I spend much of my time trying to create order out of disorganized information. That’s what scientists do. I decided to become a scientist when I understood the beautiful way the Periodic Table organizes the chemical elements. Similarly, my genealogy project is detective work that orders family members (more than 2,600 past and present, so far) according to their relationships. Another of my passions, classical music, is also made of precisely ordered structures. My work at Argonne National Laboratory on battery recycling is like assembling a complicated puzzle with missing and extraneous pieces.

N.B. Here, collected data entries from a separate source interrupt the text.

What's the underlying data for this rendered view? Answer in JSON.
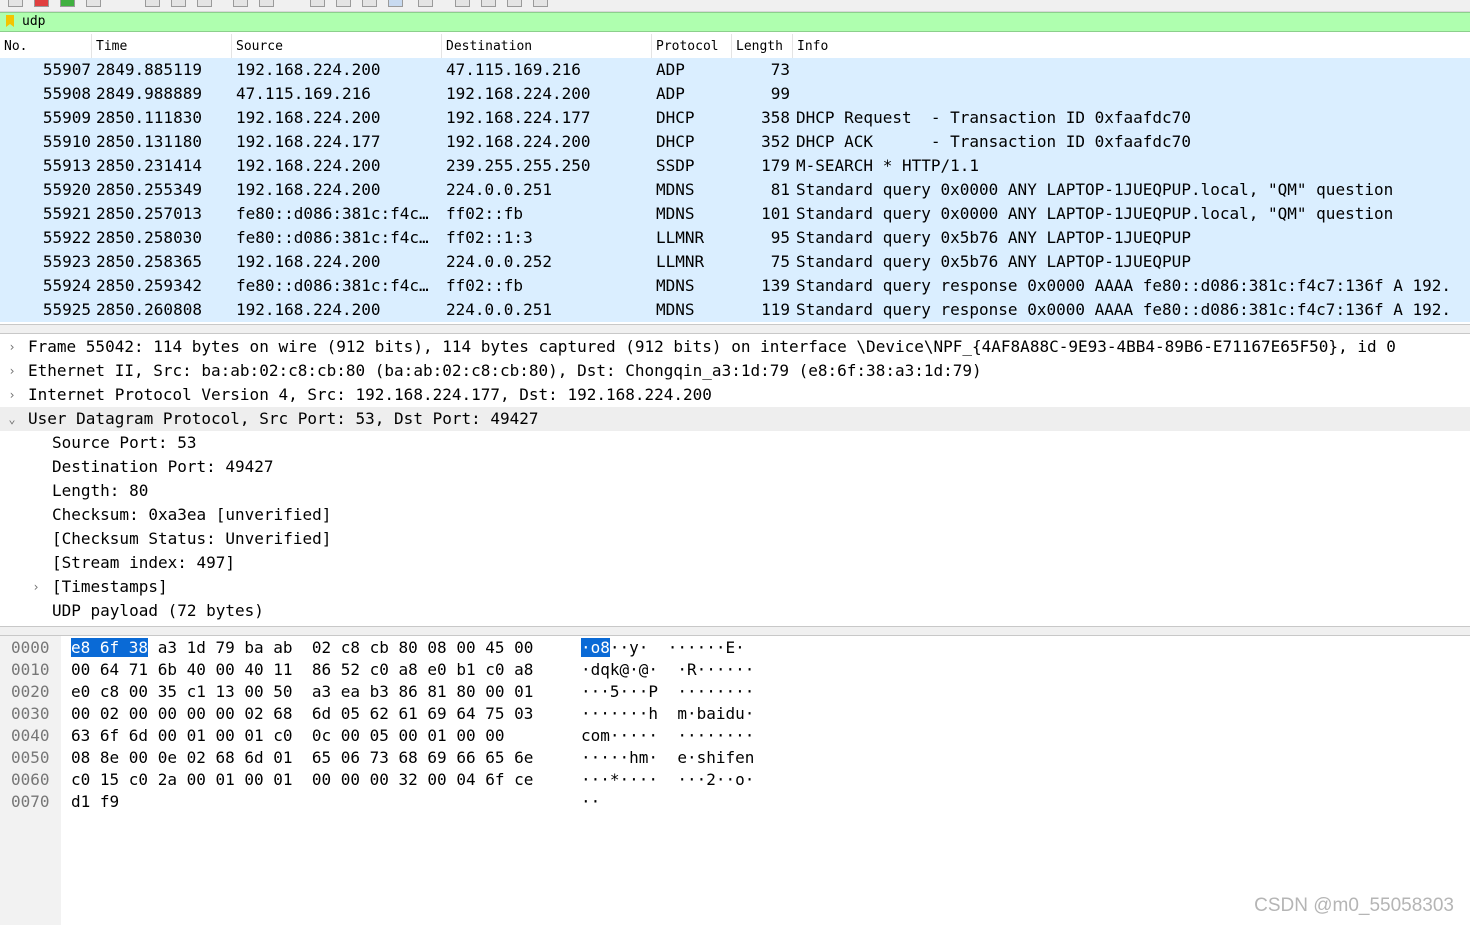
{
  "filter": {
    "value": "udp"
  },
  "columns": [
    "No.",
    "Time",
    "Source",
    "Destination",
    "Protocol",
    "Length",
    "Info"
  ],
  "packets": [
    {
      "no": "55907",
      "time": "2849.885119",
      "src": "192.168.224.200",
      "dst": "47.115.169.216",
      "proto": "ADP",
      "len": "73",
      "info": ""
    },
    {
      "no": "55908",
      "time": "2849.988889",
      "src": "47.115.169.216",
      "dst": "192.168.224.200",
      "proto": "ADP",
      "len": "99",
      "info": ""
    },
    {
      "no": "55909",
      "time": "2850.111830",
      "src": "192.168.224.200",
      "dst": "192.168.224.177",
      "proto": "DHCP",
      "len": "358",
      "info": "DHCP Request  - Transaction ID 0xfaafdc70"
    },
    {
      "no": "55910",
      "time": "2850.131180",
      "src": "192.168.224.177",
      "dst": "192.168.224.200",
      "proto": "DHCP",
      "len": "352",
      "info": "DHCP ACK      - Transaction ID 0xfaafdc70"
    },
    {
      "no": "55913",
      "time": "2850.231414",
      "src": "192.168.224.200",
      "dst": "239.255.255.250",
      "proto": "SSDP",
      "len": "179",
      "info": "M-SEARCH * HTTP/1.1"
    },
    {
      "no": "55920",
      "time": "2850.255349",
      "src": "192.168.224.200",
      "dst": "224.0.0.251",
      "proto": "MDNS",
      "len": "81",
      "info": "Standard query 0x0000 ANY LAPTOP-1JUEQPUP.local, \"QM\" question"
    },
    {
      "no": "55921",
      "time": "2850.257013",
      "src": "fe80::d086:381c:f4c…",
      "dst": "ff02::fb",
      "proto": "MDNS",
      "len": "101",
      "info": "Standard query 0x0000 ANY LAPTOP-1JUEQPUP.local, \"QM\" question"
    },
    {
      "no": "55922",
      "time": "2850.258030",
      "src": "fe80::d086:381c:f4c…",
      "dst": "ff02::1:3",
      "proto": "LLMNR",
      "len": "95",
      "info": "Standard query 0x5b76 ANY LAPTOP-1JUEQPUP"
    },
    {
      "no": "55923",
      "time": "2850.258365",
      "src": "192.168.224.200",
      "dst": "224.0.0.252",
      "proto": "LLMNR",
      "len": "75",
      "info": "Standard query 0x5b76 ANY LAPTOP-1JUEQPUP"
    },
    {
      "no": "55924",
      "time": "2850.259342",
      "src": "fe80::d086:381c:f4c…",
      "dst": "ff02::fb",
      "proto": "MDNS",
      "len": "139",
      "info": "Standard query response 0x0000 AAAA fe80::d086:381c:f4c7:136f A 192."
    },
    {
      "no": "55925",
      "time": "2850.260808",
      "src": "192.168.224.200",
      "dst": "224.0.0.251",
      "proto": "MDNS",
      "len": "119",
      "info": "Standard query response 0x0000 AAAA fe80::d086:381c:f4c7:136f A 192."
    }
  ],
  "details": [
    {
      "text": "Frame 55042: 114 bytes on wire (912 bits), 114 bytes captured (912 bits) on interface \\Device\\NPF_{4AF8A88C-9E93-4BB4-89B6-E71167E65F50}, id 0",
      "indent": 0,
      "expander": "›",
      "selected": false
    },
    {
      "text": "Ethernet II, Src: ba:ab:02:c8:cb:80 (ba:ab:02:c8:cb:80), Dst: Chongqin_a3:1d:79 (e8:6f:38:a3:1d:79)",
      "indent": 0,
      "expander": "›",
      "selected": false
    },
    {
      "text": "Internet Protocol Version 4, Src: 192.168.224.177, Dst: 192.168.224.200",
      "indent": 0,
      "expander": "›",
      "selected": false
    },
    {
      "text": "User Datagram Protocol, Src Port: 53, Dst Port: 49427",
      "indent": 0,
      "expander": "⌄",
      "selected": true
    },
    {
      "text": "Source Port: 53",
      "indent": 1,
      "expander": "",
      "selected": false
    },
    {
      "text": "Destination Port: 49427",
      "indent": 1,
      "expander": "",
      "selected": false
    },
    {
      "text": "Length: 80",
      "indent": 1,
      "expander": "",
      "selected": false
    },
    {
      "text": "Checksum: 0xa3ea [unverified]",
      "indent": 1,
      "expander": "",
      "selected": false
    },
    {
      "text": "[Checksum Status: Unverified]",
      "indent": 1,
      "expander": "",
      "selected": false
    },
    {
      "text": "[Stream index: 497]",
      "indent": 1,
      "expander": "",
      "selected": false
    },
    {
      "text": "[Timestamps]",
      "indent": 1,
      "expander": "›",
      "selected": false
    },
    {
      "text": "UDP payload (72 bytes)",
      "indent": 1,
      "expander": "",
      "selected": false
    }
  ],
  "hex": [
    {
      "off": "0000",
      "hl": "e8 6f 38",
      "bytes": " a3 1d 79 ba ab  02 c8 cb 80 08 00 45 00",
      "ahl": "·o8",
      "ascii": "··y·  ······E·"
    },
    {
      "off": "0010",
      "hl": "",
      "bytes": "00 64 71 6b 40 00 40 11  86 52 c0 a8 e0 b1 c0 a8",
      "ahl": "",
      "ascii": "·dqk@·@·  ·R······"
    },
    {
      "off": "0020",
      "hl": "",
      "bytes": "e0 c8 00 35 c1 13 00 50  a3 ea b3 86 81 80 00 01",
      "ahl": "",
      "ascii": "···5···P  ········"
    },
    {
      "off": "0030",
      "hl": "",
      "bytes": "00 02 00 00 00 00 02 68  6d 05 62 61 69 64 75 03",
      "ahl": "",
      "ascii": "·······h  m·baidu·"
    },
    {
      "off": "0040",
      "hl": "",
      "bytes": "63 6f 6d 00 01 00 01 c0  0c 00 05 00 01 00 00",
      "ahl": "",
      "ascii": "com·····  ········"
    },
    {
      "off": "0050",
      "hl": "",
      "bytes": "08 8e 00 0e 02 68 6d 01  65 06 73 68 69 66 65 6e",
      "ahl": "",
      "ascii": "·····hm·  e·shifen"
    },
    {
      "off": "0060",
      "hl": "",
      "bytes": "c0 15 c0 2a 00 01 00 01  00 00 00 32 00 04 6f ce",
      "ahl": "",
      "ascii": "···*····  ···2··o·"
    },
    {
      "off": "0070",
      "hl": "",
      "bytes": "d1 f9",
      "ahl": "",
      "ascii": "··"
    }
  ],
  "watermark": "CSDN @m0_55058303"
}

I majored in chemistry and physics and went to graduate school in physics, doing maser spectroscopy of molecules being sought in the interstellar medium. I married a high-energy physicist. When we graduated, we needed 2 jobs in the same location, which had to be near an accelerator. I interviewed with a chemist at the University of Chicago, and our professional interests seemed to mesh, but his spectroscopy funding was limited. As I was leaving, I saw a flowchart on his door, showing all of the materials and processes that go into making an automobile. I said, “Gee, that’s interesting!” and he said, “Oh, I have money for that stuff. Do you want a job?” So I became an energy analyst, and my colleagues and I wrote a book comparing total social costs of coal and nuclear power.

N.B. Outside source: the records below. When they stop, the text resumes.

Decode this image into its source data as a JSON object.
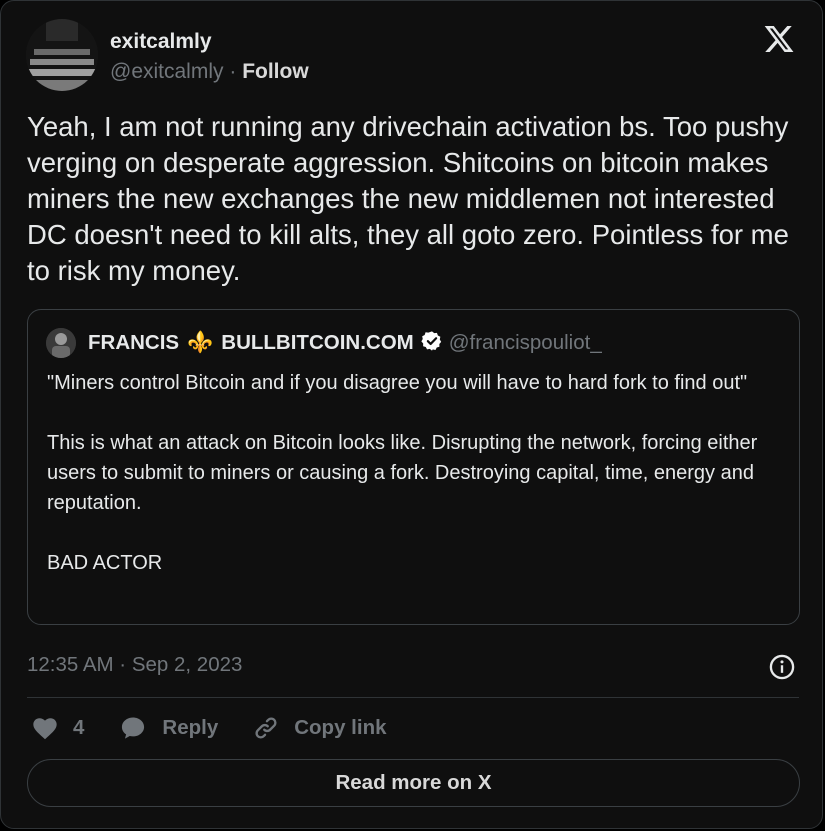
{
  "author": {
    "name": "exitcalmly",
    "handle": "@exitcalmly",
    "separator": " · ",
    "follow_label": "Follow"
  },
  "tweet": {
    "text": "Yeah, I am not running any drivechain activation bs. Too pushy verging on desperate aggression. Shitcoins on bitcoin makes miners the new exchanges the new middlemen not interested DC doesn't need to kill alts, they all goto zero. Pointless for me to risk my money."
  },
  "quote": {
    "name_part1": "FRANCIS",
    "emoji": "⚜️",
    "name_part2": "BULLBITCOIN.COM",
    "handle": "@francispouliot_",
    "paragraphs": [
      "\"Miners control Bitcoin and if you disagree you will have to hard fork to find out\"",
      "This is what an attack on Bitcoin looks like. Disrupting the network, forcing either users to submit to miners or causing a fork. Destroying capital, time, energy and reputation.",
      "BAD ACTOR"
    ]
  },
  "meta": {
    "timestamp": "12:35 AM · Sep 2, 2023"
  },
  "actions": {
    "like_count": "4",
    "reply_label": "Reply",
    "copy_label": "Copy link",
    "read_more_label": "Read more on X"
  },
  "colors": {
    "background": "#0f0f0f",
    "text": "#e7e9ea",
    "muted": "#71767b",
    "border": "#2f3336",
    "verified": "#ffffff"
  },
  "icons": [
    "x-logo-icon",
    "verified-icon",
    "info-icon",
    "heart-icon",
    "reply-icon",
    "link-icon"
  ]
}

I moved on to Argonne, where my first project involved investigating the energy use and emissions associated with the manufacture of materials used in cars and other consumer goods. I documented in detail how our contemporary way of life is very resource-intensive. Given that the earth’s resources are finite, matching each resource with its most appropriate and efficient use is an important puzzle that is amenable to scientific analysis. For example, liquid fuels are especially suited for transport because of their high energy density. Electricity can be used to extend the number of miles we can drive, without any inconvenience or additional infrastructure. Solar energy (plus storage) makes sense for electricity generation in Arizona, but less so in Illinois, where the sun shines less. I have recently become one of the editors of a new journal (Sustainable Materials and Technologies) that addresses related issues.

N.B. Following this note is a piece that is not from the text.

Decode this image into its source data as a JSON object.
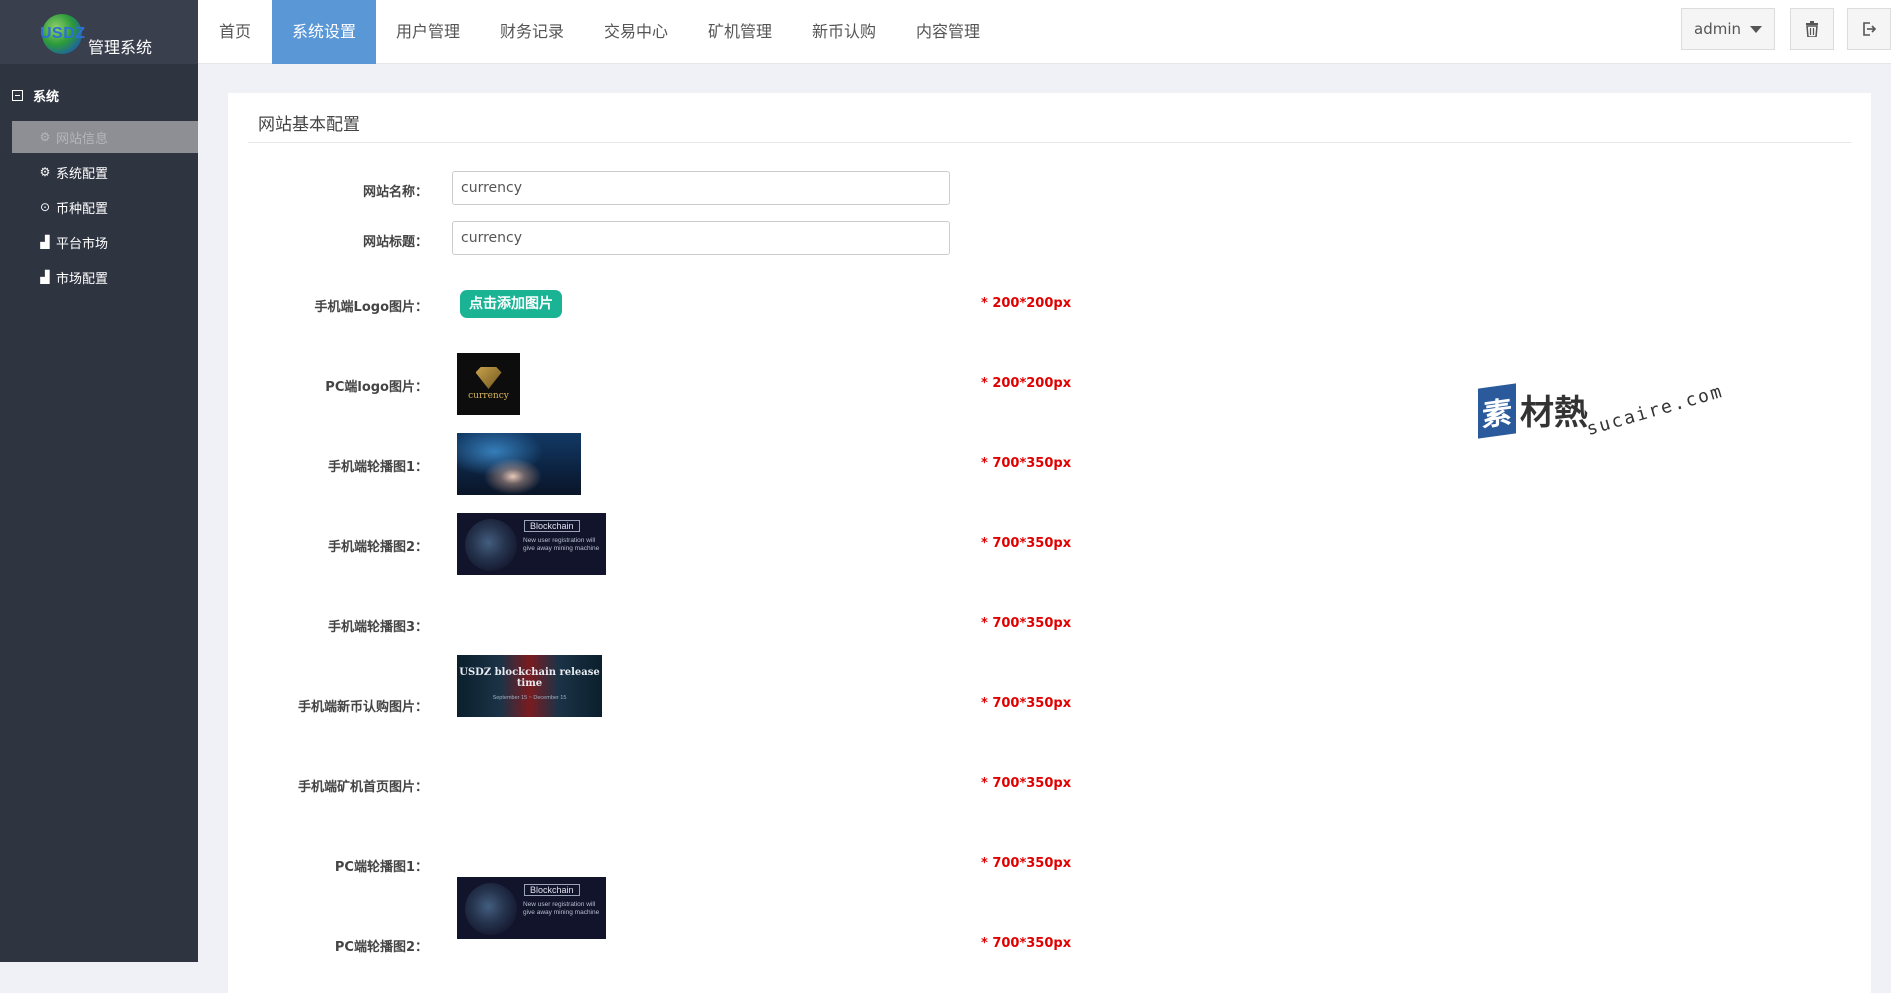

Many of our used materials are not actually wastes but can be recycled. This allows us to get more value from the resources harvested. In my current work, I’m trying to make sure that batteries from electric and hybrid vehicles remain a valuable resource and do not become a troublesome waste—requiring the use of yet more resources—at the end of the vehicles’ lives. The appropriate recycling processes will differ by battery type. Evaluation of different processes illuminates when it makes the most sense to reuse, repurpose, or recycle used batteries. Not all recycling processes are equally beneficial—the closer you recover to finished product, in general, the more you save energy and reduce emissions, and the more economical the process can be.
A key element of my work is evaluating the surfeit of information available to determine what is scientifically verifiable, and what is opinion or misperception. It’s imperative to discard preconceptions and assemble all of the facts into an ordered and coherent story. Scientists should remain objective and report all sides of the issues, so that the facts can speak for themselves.